At home, Neela and Mum talk about the new baby.
"Will you still love me when the new baby is born?" asks Neela.
"Yes," says Mum.
"I'll always love you."
This is an example of what society thinks will happen when you have more children. The first one will feel unloved and worried that the new baby is going to take their place.
Neela in this book is about 3 years old. When I look at my 3 year old I know there is no way on earth that she would ever think on her own that if I had another baby I might not love her as much. In fact, there's nothing that she could think of that would happen or she could do that would possibly take away my love for her. It's just not how small children think. The only reason one would say that is because they've already got it into their head from somewhere else. Perhaps an adult said "Don't worry, Mum will love you just the same." and puts the thought into her head that perhaps Mum wouldn't love her as much.
Our children were never jealous when another child came along. I never assumed they would be. I never told them I would love them even though they had a new sibling. I never spent time talking with them about how the new baby was going to take all of my time, but it's OK, I still love them.

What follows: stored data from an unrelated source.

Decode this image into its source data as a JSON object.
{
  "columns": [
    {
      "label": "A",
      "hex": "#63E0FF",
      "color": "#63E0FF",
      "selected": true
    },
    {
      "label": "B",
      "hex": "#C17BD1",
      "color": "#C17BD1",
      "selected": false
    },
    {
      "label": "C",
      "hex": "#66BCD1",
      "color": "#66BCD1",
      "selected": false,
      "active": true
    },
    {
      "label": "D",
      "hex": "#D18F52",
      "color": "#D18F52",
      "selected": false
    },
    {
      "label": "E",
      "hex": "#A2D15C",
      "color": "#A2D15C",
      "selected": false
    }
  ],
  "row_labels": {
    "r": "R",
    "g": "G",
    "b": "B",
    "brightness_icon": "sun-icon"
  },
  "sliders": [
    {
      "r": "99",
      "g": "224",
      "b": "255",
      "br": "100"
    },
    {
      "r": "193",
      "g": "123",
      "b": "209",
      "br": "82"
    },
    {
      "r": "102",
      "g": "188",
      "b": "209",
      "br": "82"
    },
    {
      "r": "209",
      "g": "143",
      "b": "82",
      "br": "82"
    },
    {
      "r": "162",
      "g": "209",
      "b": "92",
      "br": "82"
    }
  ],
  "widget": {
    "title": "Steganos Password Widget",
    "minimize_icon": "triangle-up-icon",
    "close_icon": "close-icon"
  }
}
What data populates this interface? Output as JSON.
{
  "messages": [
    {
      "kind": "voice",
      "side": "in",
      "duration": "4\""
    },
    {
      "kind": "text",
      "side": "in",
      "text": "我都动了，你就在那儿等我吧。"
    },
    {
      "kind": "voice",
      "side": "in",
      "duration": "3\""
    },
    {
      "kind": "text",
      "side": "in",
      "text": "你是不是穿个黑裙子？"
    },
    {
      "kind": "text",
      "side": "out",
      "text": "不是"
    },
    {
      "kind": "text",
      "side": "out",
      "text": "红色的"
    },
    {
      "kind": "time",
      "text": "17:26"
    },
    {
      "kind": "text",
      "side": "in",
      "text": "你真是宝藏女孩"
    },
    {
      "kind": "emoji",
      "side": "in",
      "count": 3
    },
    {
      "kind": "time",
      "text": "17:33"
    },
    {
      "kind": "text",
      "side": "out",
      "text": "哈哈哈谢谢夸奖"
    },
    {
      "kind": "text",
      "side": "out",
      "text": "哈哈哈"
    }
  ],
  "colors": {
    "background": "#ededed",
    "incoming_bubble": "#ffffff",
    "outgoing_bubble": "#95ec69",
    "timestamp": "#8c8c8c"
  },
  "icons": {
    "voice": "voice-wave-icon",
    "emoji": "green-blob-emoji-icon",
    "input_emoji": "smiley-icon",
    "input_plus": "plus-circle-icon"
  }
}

The theme in this book is throughout other books, and children's shows. Recently we were watching Angelina Ballerina, and my 4 year old was so upset watching it because Angelina was upset that her parents were spending so much time looking after the baby that she ran away. It had never crossed his mind that that would be a problem before, and he's a sensitive child, so the idea was horrible to him.
At the end of the episode. Angelina's parents explain to her that they still love her very much and everyone is happy (and the newborn baby is rolling, laughing and crawling...sigh. Cartoons are stupid). But it shouldn't be something that needs to be explained.
Now, how does this relate to plural marriage? Well, how we teach our children right from the beginning, is important to how they approach things when they're older. What they're being taught is that if someone that loves them loves someone else, they might not love them as much. We put that fear into them from 2-3 years old. Then they grow up and get married, and the man falls in love with another woman, and the first wife thinks it's not possible that he will love them both just as much. And probably she doesn't really know where that fear comes from, and it comes from when she was 2 years old and her Grandmother hugged her and told her that she knew that she was having a grumpy day because she felt like her parents loved her new baby brother more.
For some reason, society has this thing going on where you can only love one person at a time. And so, apparently I shouldn't be able to love all 7 of my children equally, but I can tell you I do, because love only grows and is multiplied. We have much to teach our children about how not to follow society, and much to teach them about plural marriage. And it starts when they're toddlers. Lets not put the thought into their head that love is halved when another sibling comes along. Lets not expect them to be jealous of a new sibling. When jealousy is allowed to foster at a young age, it will only be expanded upon as an adult.